Stories_Rokko´s Adventures im EVOLVER #12
"Blind Date": John Duncan
Der "Rokko"-Autor überfiel den amerikanischen Tabubrecher in Bologna zwecks Überraschungs-Interview. Eine Postkastennachricht später plauderte er mit dem Künstler über die Vertreibung aus der Hölle, Vasektomien - und was das alles mit einem Bestattungsunternehmen in Tijuana zu tun hat.
30.01.2009
Nachdem vier Interview-Anfragen via E-Mail unbeantwortet geblieben waren, wandte ich mich einer etwas schrofferen und direkteren Art der Kommunikation zu und besorgte mir John Duncans Privatadresse. So fuhr ich mit der Kenntnis seiner genauen Position nach Bologna, um dort wiederum - es war an einem Freitagvormittag - vor einer verschlossenen Haustür zu stehen. Doch über einen kurzen Umweg gelangte ich zum Postkasten und nutzte sogleich die Chance, um dort meine Anfrage erneut und mit verstärkter Dringlichkeit zu hinterlassen.
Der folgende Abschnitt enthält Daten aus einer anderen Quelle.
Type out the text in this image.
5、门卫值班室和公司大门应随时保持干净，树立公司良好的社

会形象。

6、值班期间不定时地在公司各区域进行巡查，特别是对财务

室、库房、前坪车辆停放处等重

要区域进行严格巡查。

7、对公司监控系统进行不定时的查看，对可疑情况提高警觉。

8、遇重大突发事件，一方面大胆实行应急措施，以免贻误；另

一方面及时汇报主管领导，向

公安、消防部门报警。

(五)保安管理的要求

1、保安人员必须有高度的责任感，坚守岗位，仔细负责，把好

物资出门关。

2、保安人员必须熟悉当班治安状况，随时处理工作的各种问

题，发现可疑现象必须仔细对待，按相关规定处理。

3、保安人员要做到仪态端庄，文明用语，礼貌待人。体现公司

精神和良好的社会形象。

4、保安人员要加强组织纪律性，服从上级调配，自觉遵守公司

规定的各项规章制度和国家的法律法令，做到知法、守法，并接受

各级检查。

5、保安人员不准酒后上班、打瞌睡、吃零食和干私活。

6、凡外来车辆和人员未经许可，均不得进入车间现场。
Mit der Anmerkung, am Nachmittag zurückkommen zu wollen, verließ ich John Duncans Stiegenhaus, um fünf Stunden später meine Ankündigung auch tatsächlich umzusetzen und diesmal auf ein freundliches, wenn auch skeptisches Willkommen zu stoßen.
Ich weiß, daß John Duncan sich besonders durch multimediale Installationen, experimentelle Tonaufnahmen, Performances und auch Zusammenarbeiten mit Paul McCarthy, Kim Gordon, Zeitkratzer etc. einen Namen gemacht hat und schon seit längerer Zeit ein relativ freies Dasein aufgrund seiner künstlerischen Leistungen führen kann sowie mit der Leitung zahlreicher Workshops beauftragt wird - doch all das war nicht Grund meines Besuches: Mein einziges Interesse auf dieser Reise nach Italien war das, eine detailreiche Schilderung der Aktion "Blind Date" zu hören. Ich krachte also gleich mit der Hacke ins Haus und schlich nicht leise durch die Hintertür, wollte nicht verlegen um den Brei herumreden, sondern Klartext sprechen - aber, und das ist wirklich scheußlich, John Duncan wollte über alles, nur nicht sein "Blind Date" palavern.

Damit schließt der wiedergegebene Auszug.